Data that are not sampled from a finite population
Sometimes data are actually sampled from a real finite population. For example, a public opinion poll may select individuals from the population of all residents in a city. The previous section showed that:
Random sampling of values from a finite population can explain the sample-to-sample variability of some data.
However there is no real finite population underlying most data sets from which the values can be treated as being sampled. The randomness in such data must be explained in a different way.
Estimating the speed of light
A scientist, Simon Newcomb, made a series of measurements of the speed of light between July and September 1882. He measured the time in nanoseconds (1/1,000,000,000 seconds) that a light signal took to pass from his laboratory on the Potomac River to a mirror at the base of the Washington Monument and back, a total distance of 7442 metres. Since all his measurements (24828, 24826, ...) were close to 24800, they have been coded in the table below as (24828-24800 = 28, 24826-24800 = 26, ...)
28 26 33 24 34 -44 27 16 40 -2 29 |
22 24 21 25 30 23 29 31 19 24 20 |
36 32 36 28 25 21 28 29 37 25 28 |
26 30 32 36 26 30 22 36 23 27 27 |
28 27 31 27 26 33 26 32 32 24 39 |
28 24 25 32 25 29 27 28 29 16 23 |
Newcomb's measurements cannot be considered to be sampled from any real finite population. However there is variability within this data set that reflects inaccuracies in his experimental procedure. Repeating his experiment would have resulted in a different set of measurements.
Sampling from an abstract population
Random sampling from a population is such an intuitive way to explain sample-to-sample variability, we also use it to explain variability even when there is no real population from which the data were sampled.
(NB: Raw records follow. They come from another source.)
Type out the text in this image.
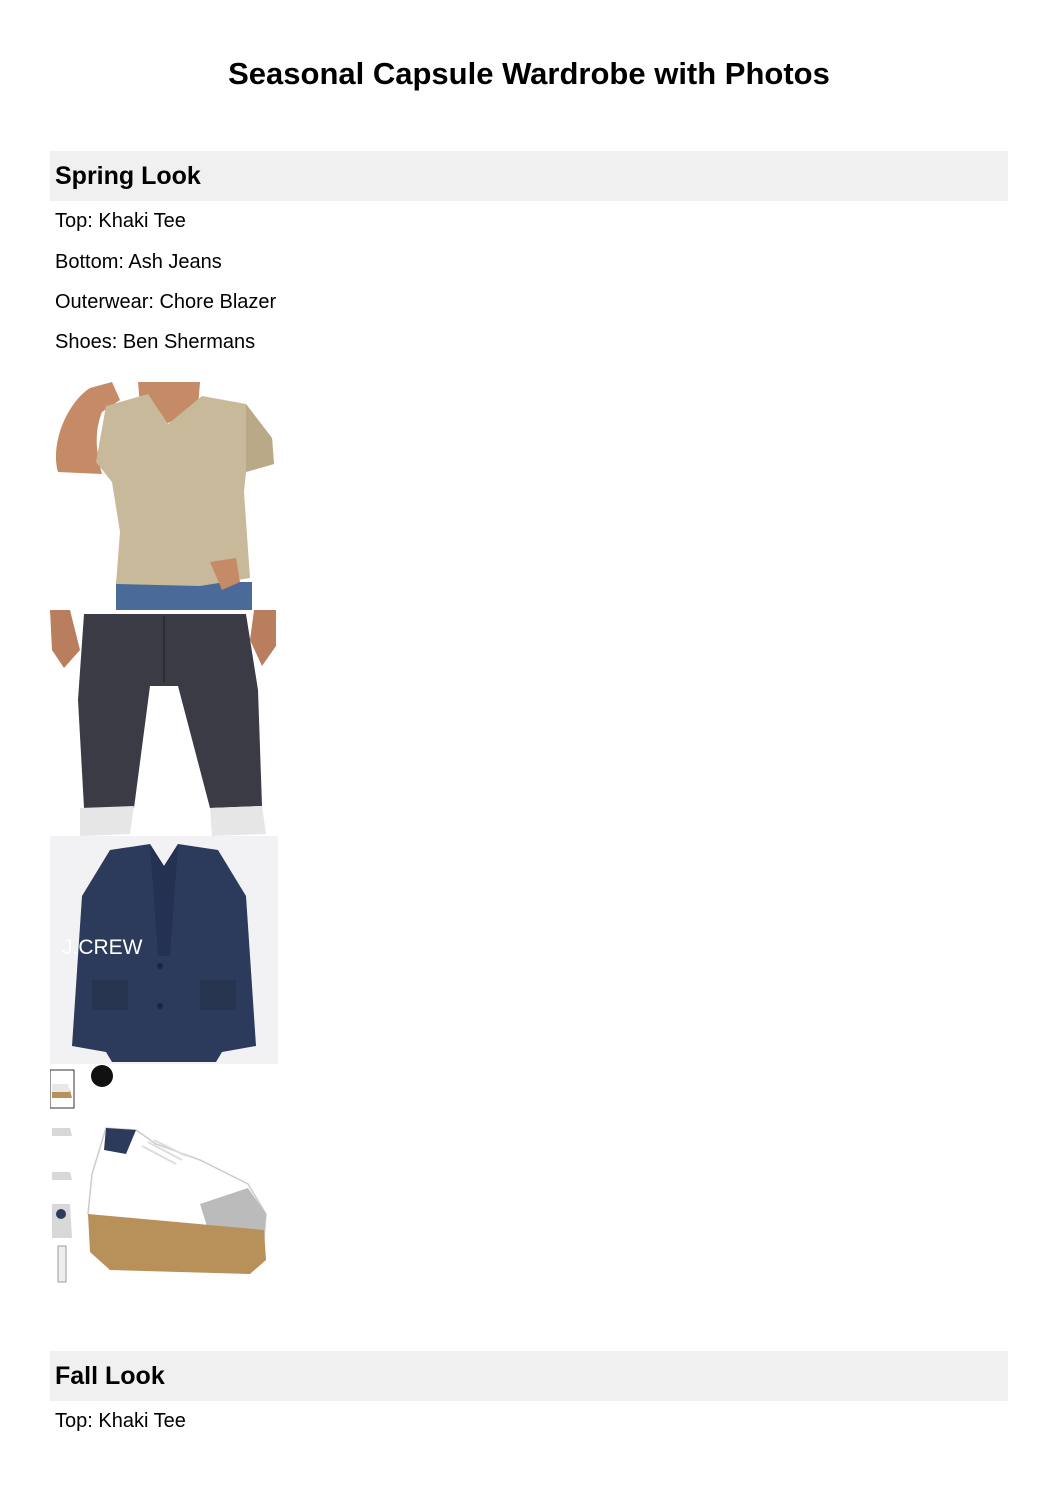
Seasonal Capsule Wardrobe with Photos
Spring Look
Top: Khaki Tee
Bottom: Ash Jeans
Outerwear: Chore Blazer
Shoes: Ben Shermans
J.CREW
Fall Look
Top: Khaki Tee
We replace the real population that usually underlies survey data with an abstract population of all values that might have been obtained if the data collection had been repeated. We can then treat the observed data as a random sample from this abstract population.
The variation in the underlying abstract population gives us information about the variation in similar data in general.
Defining such an underlying population therefore not only explains sample-to-sample variability but also gives us a focus for generalising from our specific data.
Estimating the speed of light
Newcomb's data can be treated as a sample from the population of all possible measurements that could have been made by repeating the experiment an infinite number of times.
The variability in this abstract population reflects the variability in Newcomb's experimental technique. The desire to generalise from Newcomb's specific 66 measurements can therefore be translated into estimation of characteristics of the underlying population (and hence the true speed of light).
Newcomb's data can be treated as a random sample from this population and they provide information about the distribution of values in it.